Suzuki V-Strom DL1050XT
Bike SA|December 2020
On a clear day you can see forever. The view from the summit of Oliviershoek Pass was simply breath taking.
Howie da Circumnavigator

On Friday at 06:00 the summer sun was already well above the horizon as I gunned the big Suzuki through the suburbs and onto the N3 south. It was perfect biking weather, windless and warm, with no rain forecast for the weekend. I had planned a 1200km day in the saddle and I had a rendezvous in Kokstad at 13:00 so there was no time to dawdle. Let’s get it on!

Earlier in the week I collected the V-Strom from the new Suzuki Auto headquarters in Frankenwald. Suzuki cars, marine engines and motorcycles are selling up a storm in SA and the new premises are twice the size of the previous HQ. There were three different coloured XT demo bikes parked in a row: Yellow, Black, and Glass Blaze Orange. The first two were handsome machines but the third was simply spectacular. You have to see the orange and white XT in the flesh to appreciate just how gorgeous the paint is. As I stood dribbling over the bike I had a flashback and realised that the lines of the XT and especially the beaklike front mudguard bore an uncanny resemblance to the 1988 Suzuki DR750S BIG which was based on the DR-Z racer ridden by Gaston Rahier in the Dakar and Pharaoh Rallies. The striking similarities between the BIG and the XT portray a proud legacy and suggest that Suzuki is serious about competing in the hotly contested >1000cc dual purpose adventure motorcycle segment. Spoked tubeless wheels – 19” front and 17” rear, long travel suspension, 160mm ground clearance, electronic engine management modes, multiple ABS and traction control settings, and a raunchy 1037cc liquid cooled, 90° V Twin, DOHC engine come together in an extremely photogenic and capable whole which is way greater than the sum of its parts. The XT is a serious contender and, as the Suzuki marketing blurb says, this is the bike that will empower you to “Go beyond your boundaries and expand your horizon.” I intended to do exactly that.

The N3 was busy and the fast lane was infested with twerps bumbling along at 123km/h so it was an easy decision to leave the freeway on the far side of Heidelberg and follow the rural roads to Balfour and Grootvlei. The road in the vicinity of the Grootvlei power station used to be a diabolical potholed death trap but these days it’s in reasonable condition because 26 wheel, 50 ton, interlink behemoths use the road to carry coal to the power station and the road is regularly maintained. South of the silos at Leeuspruit the R51 runs parallel to the N3. I set cruise control at maximum, 160km/h, and relaxed in the saddle as the XT bombed along with the mill spinning at an effortless 6000rpm. Paradoxically back roads are much faster than N routes because you don’t have to worry about cops and their revenue generating cameras. In Villiers I thought for a brief moment about hauling down the N3 but sanity prevailed. As I crossed the Vaal River I hooked left and then right onto the R103 and rode at speed past Cornelia and thence to Warden.

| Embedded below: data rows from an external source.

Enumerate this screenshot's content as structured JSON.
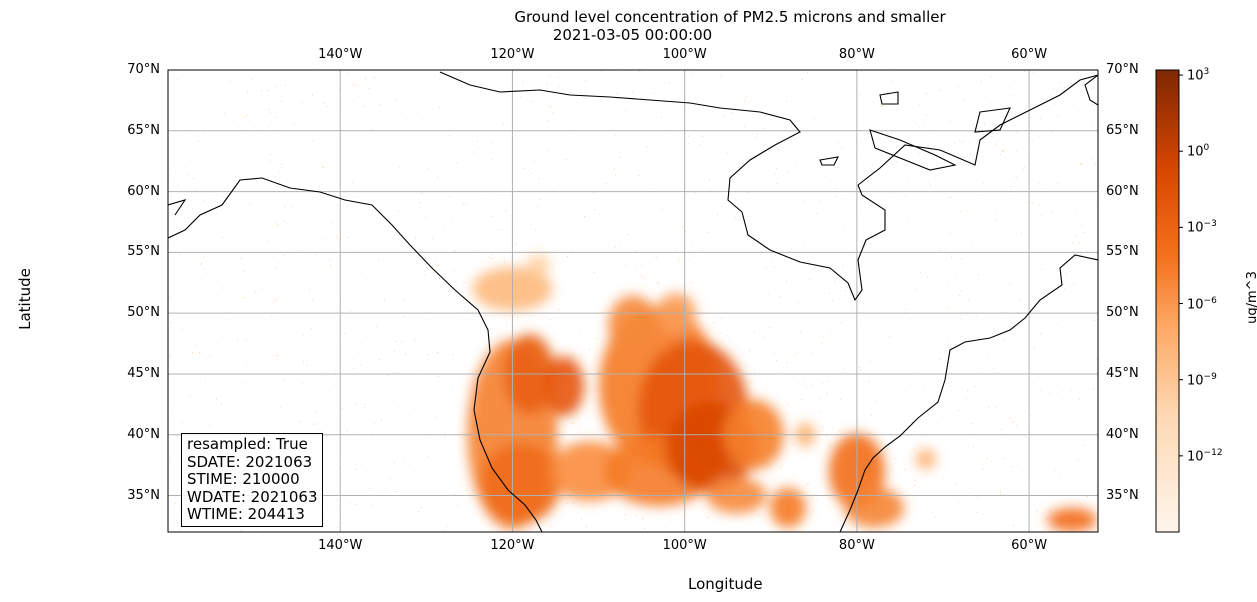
{
  "chart_data": {
    "type": "heatmap",
    "title": "Ground level concentration of PM2.5 microns and smaller",
    "subtitle": "2021-03-05 00:00:00",
    "xlabel": "Longitude",
    "ylabel": "Latitude",
    "xlim": [
      -160,
      -52
    ],
    "ylim": [
      32,
      70
    ],
    "grid": true,
    "x_ticks": [
      {
        "value": -140,
        "label": "140°W"
      },
      {
        "value": -120,
        "label": "120°W"
      },
      {
        "value": -100,
        "label": "100°W"
      },
      {
        "value": -80,
        "label": "80°W"
      },
      {
        "value": -60,
        "label": "60°W"
      }
    ],
    "y_ticks": [
      {
        "value": 70,
        "label": "70°N"
      },
      {
        "value": 65,
        "label": "65°N"
      },
      {
        "value": 60,
        "label": "60°N"
      },
      {
        "value": 55,
        "label": "55°N"
      },
      {
        "value": 50,
        "label": "50°N"
      },
      {
        "value": 45,
        "label": "45°N"
      },
      {
        "value": 40,
        "label": "40°N"
      },
      {
        "value": 35,
        "label": "35°N"
      }
    ],
    "colorbar": {
      "label": "ug/m^3",
      "scale": "log",
      "range_exp": [
        -15,
        3.2
      ],
      "colormap": "Oranges",
      "ticks": [
        {
          "exp": 3,
          "base": "10",
          "sup": "3"
        },
        {
          "exp": 0,
          "base": "10",
          "sup": "0"
        },
        {
          "exp": -3,
          "base": "10",
          "sup": "−3"
        },
        {
          "exp": -6,
          "base": "10",
          "sup": "−6"
        },
        {
          "exp": -9,
          "base": "10",
          "sup": "−9"
        },
        {
          "exp": -12,
          "base": "10",
          "sup": "−12"
        }
      ]
    },
    "annotation": [
      "resampled: True",
      "SDATE: 2021063",
      "STIME: 210000",
      "WDATE: 2021063",
      "WTIME: 204413"
    ]
  }
}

My objective for the weekend was to ride a lap around Lesotho. Warden was the start and end point of that lap and I was looking forward to riding mountainous terrain for the rest of the weekend. I stopped in Harrismith for breakfast and fuel. The XT proved to be remarkably fuel efficient. Home to Harrismith was 295km and the 20 litre tank took 18.2 litres yielding frugal consumption figures of 16.2km/l. It was just before 09:00 when I left Harrismith and I would have to be quick if I wanted to make Kokstad, approximately 450km distant, by 13:00. Past Sterkfontein Dam I rode at 180km/h, stopped at the summit of Oliviershoek Pass for photos, belted down the pass and made excellent time to Bergville, Winterton and Estcourt with the mighty ramparts of the Drakensberg looming large on the western horizon. On the N3 from Estcourt to Mooi River I had to decide whether to stay on the freeway or to ride the R103 through Rosetta, Nottingham Road and Lions River to Howick. On any other day I would have chosen the R103 for its scenery and challenging back roads riding but it would have taken 30 minutes longer than the N3. Between Mooi River and Howick I saw three manned speed traps and as many static cameras and half a dozen marked patrol cars. This was zero tolerance country. I cruised the N3 like a law abiding citizen and with some relief left the freeway south of Howick and followed the R617 southeast into the foothills of the Drakensberg.